Unavailable for longer periods of time could have knock on effects to other services such as WDQS not being able to update fully once T201147 is complete, but I'm sure whatever update code is created would be able to handle such a situation.

Totally loosing all of the data would be pretty bad, it would probably take an extreme amount of time to regenerate at a regular pace for all entities.

  • what's the read/write load?

Write load once the job is fully deployed would be roughly the wikidata edit rate, but limited / controlled by the job queue rate for "constraintsRunCheck".
This can be guesstimated at 250-750 per minute max, but there will also be de-duplication for edits to the same pages to account for there.
If more exact numbers are required we can have a go at figuring that out.
Currently the job is only running on 25% of edits.

Read rate can currently be seen at https://grafana.wikimedia.org/d/000000344/wikidata-quality?panelId=6&fullscreen&orgId=1
On top of this the WDQS updaters would also be needing this data once generated.
This would either be via a http api request which would likely hit the storage, or this could possibly be sent in some event queue?

  • what are the requirements for cross-DC replication?

Having the data accessible from both DCs (for the DC failover case) should be a requirement.

  • what transactional consistency requirements exist?

Not any super important requirements here.
If we write to the store we would love for it to be written and readable in the next second.
Writes for a single key will not really happen too close together, probably multiple seconds between them.
Interaction between keys and order of writes being committed to the store isn't really important.

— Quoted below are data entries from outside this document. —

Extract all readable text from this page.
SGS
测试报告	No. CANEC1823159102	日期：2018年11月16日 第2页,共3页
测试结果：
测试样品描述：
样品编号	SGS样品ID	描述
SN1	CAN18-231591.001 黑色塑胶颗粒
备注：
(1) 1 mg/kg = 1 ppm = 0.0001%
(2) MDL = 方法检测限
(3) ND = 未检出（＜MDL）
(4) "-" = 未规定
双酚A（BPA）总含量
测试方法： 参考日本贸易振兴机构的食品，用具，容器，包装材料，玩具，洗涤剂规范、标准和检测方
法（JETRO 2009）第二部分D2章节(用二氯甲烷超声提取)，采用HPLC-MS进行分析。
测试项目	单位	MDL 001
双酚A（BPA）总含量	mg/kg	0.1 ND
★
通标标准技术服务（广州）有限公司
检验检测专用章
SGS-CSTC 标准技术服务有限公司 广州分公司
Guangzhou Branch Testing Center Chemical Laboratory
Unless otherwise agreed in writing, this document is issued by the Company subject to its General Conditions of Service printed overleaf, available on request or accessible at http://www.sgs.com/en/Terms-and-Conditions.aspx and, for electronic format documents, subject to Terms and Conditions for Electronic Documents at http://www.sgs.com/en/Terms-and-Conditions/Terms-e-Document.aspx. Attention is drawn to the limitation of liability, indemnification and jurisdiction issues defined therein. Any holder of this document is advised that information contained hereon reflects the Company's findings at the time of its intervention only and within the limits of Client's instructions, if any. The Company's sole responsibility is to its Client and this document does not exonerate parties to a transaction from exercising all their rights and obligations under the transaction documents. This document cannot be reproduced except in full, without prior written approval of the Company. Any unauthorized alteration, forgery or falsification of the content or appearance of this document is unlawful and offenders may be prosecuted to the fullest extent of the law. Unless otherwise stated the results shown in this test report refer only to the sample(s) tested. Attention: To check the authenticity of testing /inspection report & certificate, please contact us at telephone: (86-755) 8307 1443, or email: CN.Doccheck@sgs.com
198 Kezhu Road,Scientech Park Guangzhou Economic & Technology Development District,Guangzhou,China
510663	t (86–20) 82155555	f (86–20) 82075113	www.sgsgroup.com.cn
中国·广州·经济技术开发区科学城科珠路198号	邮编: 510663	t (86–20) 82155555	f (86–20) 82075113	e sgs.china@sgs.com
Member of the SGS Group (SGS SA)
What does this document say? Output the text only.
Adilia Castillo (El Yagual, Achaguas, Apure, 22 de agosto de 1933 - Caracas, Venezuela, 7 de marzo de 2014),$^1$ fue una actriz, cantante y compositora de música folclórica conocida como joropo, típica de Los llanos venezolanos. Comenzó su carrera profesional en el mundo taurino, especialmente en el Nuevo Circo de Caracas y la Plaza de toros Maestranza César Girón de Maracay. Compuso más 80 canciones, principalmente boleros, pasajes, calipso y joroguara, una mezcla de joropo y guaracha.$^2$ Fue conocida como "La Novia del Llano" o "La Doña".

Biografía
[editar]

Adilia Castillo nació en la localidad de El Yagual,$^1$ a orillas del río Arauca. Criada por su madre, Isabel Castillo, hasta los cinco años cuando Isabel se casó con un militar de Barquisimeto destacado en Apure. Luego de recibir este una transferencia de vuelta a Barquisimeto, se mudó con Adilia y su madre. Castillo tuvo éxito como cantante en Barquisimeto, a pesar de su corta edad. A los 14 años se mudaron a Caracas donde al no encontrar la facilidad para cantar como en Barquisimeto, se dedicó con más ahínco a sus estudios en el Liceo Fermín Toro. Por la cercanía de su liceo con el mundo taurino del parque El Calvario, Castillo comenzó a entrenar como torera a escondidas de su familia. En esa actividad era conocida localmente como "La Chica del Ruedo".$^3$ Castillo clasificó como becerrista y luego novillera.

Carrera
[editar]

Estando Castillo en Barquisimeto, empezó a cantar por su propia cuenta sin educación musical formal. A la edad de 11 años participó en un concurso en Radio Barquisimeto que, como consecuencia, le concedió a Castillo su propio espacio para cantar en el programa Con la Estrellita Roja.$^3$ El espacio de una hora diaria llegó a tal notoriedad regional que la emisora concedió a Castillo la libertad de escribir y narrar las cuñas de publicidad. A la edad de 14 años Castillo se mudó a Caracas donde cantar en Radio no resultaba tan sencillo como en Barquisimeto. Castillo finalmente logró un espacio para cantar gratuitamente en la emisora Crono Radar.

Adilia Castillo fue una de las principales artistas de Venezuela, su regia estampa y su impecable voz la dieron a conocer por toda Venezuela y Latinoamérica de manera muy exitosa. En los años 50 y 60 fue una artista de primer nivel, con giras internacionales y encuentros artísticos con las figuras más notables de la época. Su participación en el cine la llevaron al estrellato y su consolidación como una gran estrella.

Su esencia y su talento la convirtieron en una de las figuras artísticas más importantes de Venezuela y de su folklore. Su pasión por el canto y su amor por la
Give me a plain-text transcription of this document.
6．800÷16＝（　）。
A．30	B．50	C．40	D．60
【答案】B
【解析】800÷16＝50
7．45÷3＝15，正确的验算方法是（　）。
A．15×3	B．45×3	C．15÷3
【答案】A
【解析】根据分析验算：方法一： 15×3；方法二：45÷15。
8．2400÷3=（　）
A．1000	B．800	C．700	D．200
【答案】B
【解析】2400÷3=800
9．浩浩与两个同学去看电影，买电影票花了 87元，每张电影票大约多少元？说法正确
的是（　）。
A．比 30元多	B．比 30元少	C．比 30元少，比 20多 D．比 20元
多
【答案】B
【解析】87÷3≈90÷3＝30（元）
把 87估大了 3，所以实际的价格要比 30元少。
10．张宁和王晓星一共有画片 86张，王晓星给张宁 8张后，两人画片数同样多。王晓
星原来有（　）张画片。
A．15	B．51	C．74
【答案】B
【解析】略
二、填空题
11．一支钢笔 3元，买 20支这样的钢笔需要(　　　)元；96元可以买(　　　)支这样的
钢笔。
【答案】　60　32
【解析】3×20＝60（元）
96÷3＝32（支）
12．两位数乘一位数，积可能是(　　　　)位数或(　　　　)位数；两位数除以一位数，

  • what's the access pattern? Is a plain K/V store sufficient, or are other kinds of indexes/queries needed?

Just a plain K/V store.

Also, so you have a specific storage technology in mind? In discussions about this, Cassandra seems to regularly pop up, but it's not in the proposal. As far as I know, there is currently no good way to access Cassandra directly from MW core (not abstraction layer, but apparently also no decent PHP driver at all, and IIRC there are also issues with network topology).

For technology we don't have any particular preferences, whatever works for the WMF, ops and tech comm.
Ideally something that we would be able to get access to and start working with sooner rather than later.

I was hoping for @Joe and @mobrovac to ask more specific questions, but they are both on vacation right now. Perhaps get together with them to hash out a proposal when they are back.

More than happy to try and hash this out a bit more in this ticket before passing it back to a tech comm meeting again.
It'd be great to try and make some progress here in the coming month.

Most importantly, the proposal assumes the existence of a "more permanent storage solution" which is not readily available. This would have to be created.

I guess the closest thing we have like it right now would be the parser cache system backed by MySQL.

I'd be interested in your thoughts on T227776: Generalize ParserCache into a generic service class for large "current" page-derived data.

daniel moved this task from Backlog to Inbox on the TechCom-RFC board.Wed, Jul 31, 5:27 AM
daniel moved this task from Inbox to Under discussion on the TechCom-RFC board.Wed, Aug 7, 9:00 PM
daniel added a subscriber: Krinkle.

Moving to under discussion. @mobrovac and @Joe said they had further questions. @Krinkle has some ideas as well.

Addshore added a comment.EditedFri, Aug 9, 6:36 PM

Without digging into it too deeply that sounds like exactly what we need.

Moving to under discussion. @mobrovac and @Joe said they had further questions. @Krinkle has some ideas as well.

I'm keen to answer more questions and hear ideas!